Answer: Yes, you can report fluoroscopy with the pain management block; the correct code depends on the type of injection the physician administered.
If he performed a spine or paraspinous injection procedure, you should report 76005 (Fluoroscopic guidance and localization of needle or catheter tip for spine or paraspinous diagnostic or therapeutic injection procedures [epidural, transforaminal epidural, subarachnoid, paravertebral facet joint, paravertebral facet joint nerve or sacroiliac joint], including neurolytic agent destruction).
Examples of spine or paraspinous injections include a cervical epidural injection (62310, Injection, single [not via indwelling catheter], not including neurolytic substances, with or without contrast [for either localization or epidurography], of diagnostic or therapeutic substance[s] [including anesthetic, antispasmodic, opioid, steroid, other solution], epidural or subarachnoid; cervical or thoracic) or a lumbar facet joint injection (64475, Injection, anesthetic agent and/or steroid, paravertebral facet joint or facet joint nerve; lumbar or sacral, single level).

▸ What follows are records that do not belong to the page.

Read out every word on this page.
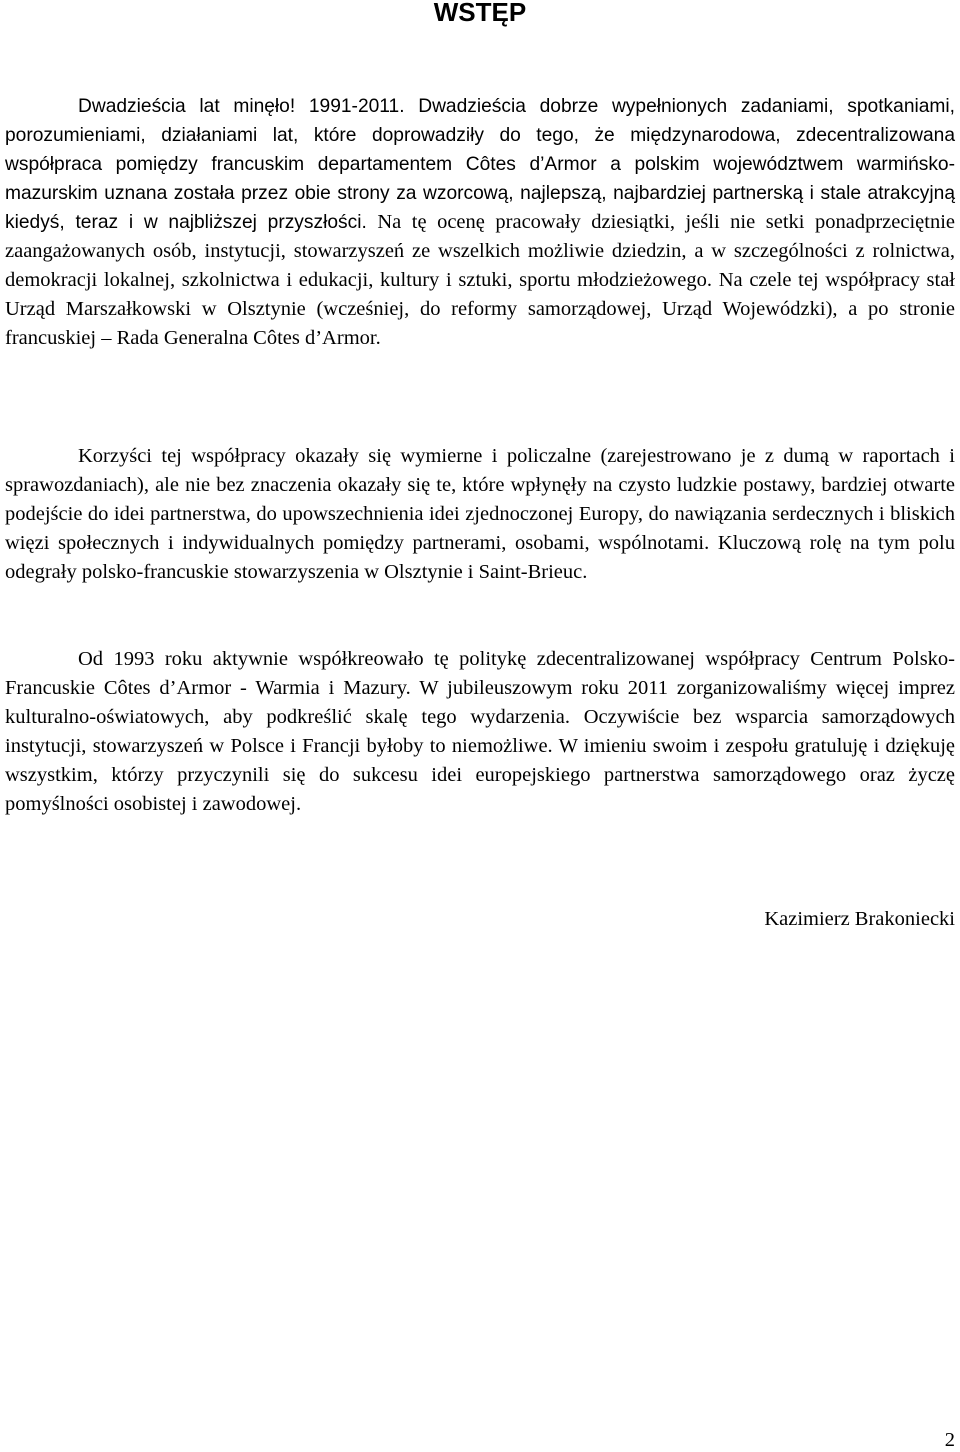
WSTĘP

Dwadzieścia lat minęło! 1991-2011. Dwadzieścia dobrze wypełnionych zadaniami, spotkaniami, porozumieniami, działaniami lat, które doprowadziły do tego, że międzynarodowa, zdecentralizowana współpraca pomiędzy francuskim departamentem Côtes d’Armor a polskim województwem warmińsko-mazurskim uznana została przez obie strony za wzorcową, najlepszą, najbardziej partnerską i stale atrakcyjną kiedyś, teraz i w najbliższej przyszłości. Na tę ocenę pracowały dziesiątki, jeśli nie setki ponadprzeciętnie zaangażowanych osób, instytucji, stowarzyszeń ze wszelkich możliwie dziedzin, a w szczególności z rolnictwa, demokracji lokalnej, szkolnictwa i edukacji, kultury i sztuki, sportu młodzieżowego. Na czele tej współpracy stał Urząd Marszałkowski w Olsztynie (wcześniej, do reformy samorządowej, Urząd Wojewódzki), a po stronie francuskiej – Rada Generalna Côtes d’Armor.

Korzyści tej współpracy okazały się wymierne i policzalne (zarejestrowano je z dumą w raportach i sprawozdaniach), ale nie bez znaczenia okazały się te, które wpłynęły na czysto ludzkie postawy, bardziej otwarte podejście do idei partnerstwa, do upowszechnienia idei zjednoczonej Europy, do nawiązania serdecznych i bliskich więzi społecznych i indywidualnych pomiędzy partnerami, osobami, wspólnotami. Kluczową rolę na tym polu odegrały polsko-francuskie stowarzyszenia w Olsztynie i Saint-Brieuc.

Od 1993 roku aktywnie współkreowało tę politykę zdecentralizowanej współpracy Centrum Polsko-Francuskie Côtes d’Armor - Warmia i Mazury. W jubileuszowym roku 2011 zorganizowaliśmy więcej imprez kulturalno-oświatowych, aby podkreślić skalę tego wydarzenia. Oczywiście bez wsparcia samorządowych instytucji, stowarzyszeń w Polsce i Francji byłoby to niemożliwe. W imieniu swoim i zespołu gratuluję i dziękuję wszystkim, którzy przyczynili się do sukcesu idei europejskiego partnerstwa samorządowego oraz życzę pomyślności osobistej i zawodowej.

Kazimierz Brakoniecki

2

However, if he used fluoroscopy with another type of pain management injection such as fluoroscopic guidance for a sphenopalatine ganglion injection (64505) or an intra-articular ankle injection (20605), report 76003 (Fluoroscopic guidance for needle placement [e.g., biopsy, aspiration, injection, localization device]) instead.
The key between these two codes is the injection location: spine/paraspinous versus non-spine/paraspinous.
Whichever fluoroscopy code applies, append modifier 26 (Professional component) unless your physician owns or leases the equipment and employs any technical staff.
In addition, many insurers do not allow ambulatory surgical centers to report fluoroscopy codes. Check with your insurer to determine whether your facility can report these procedures.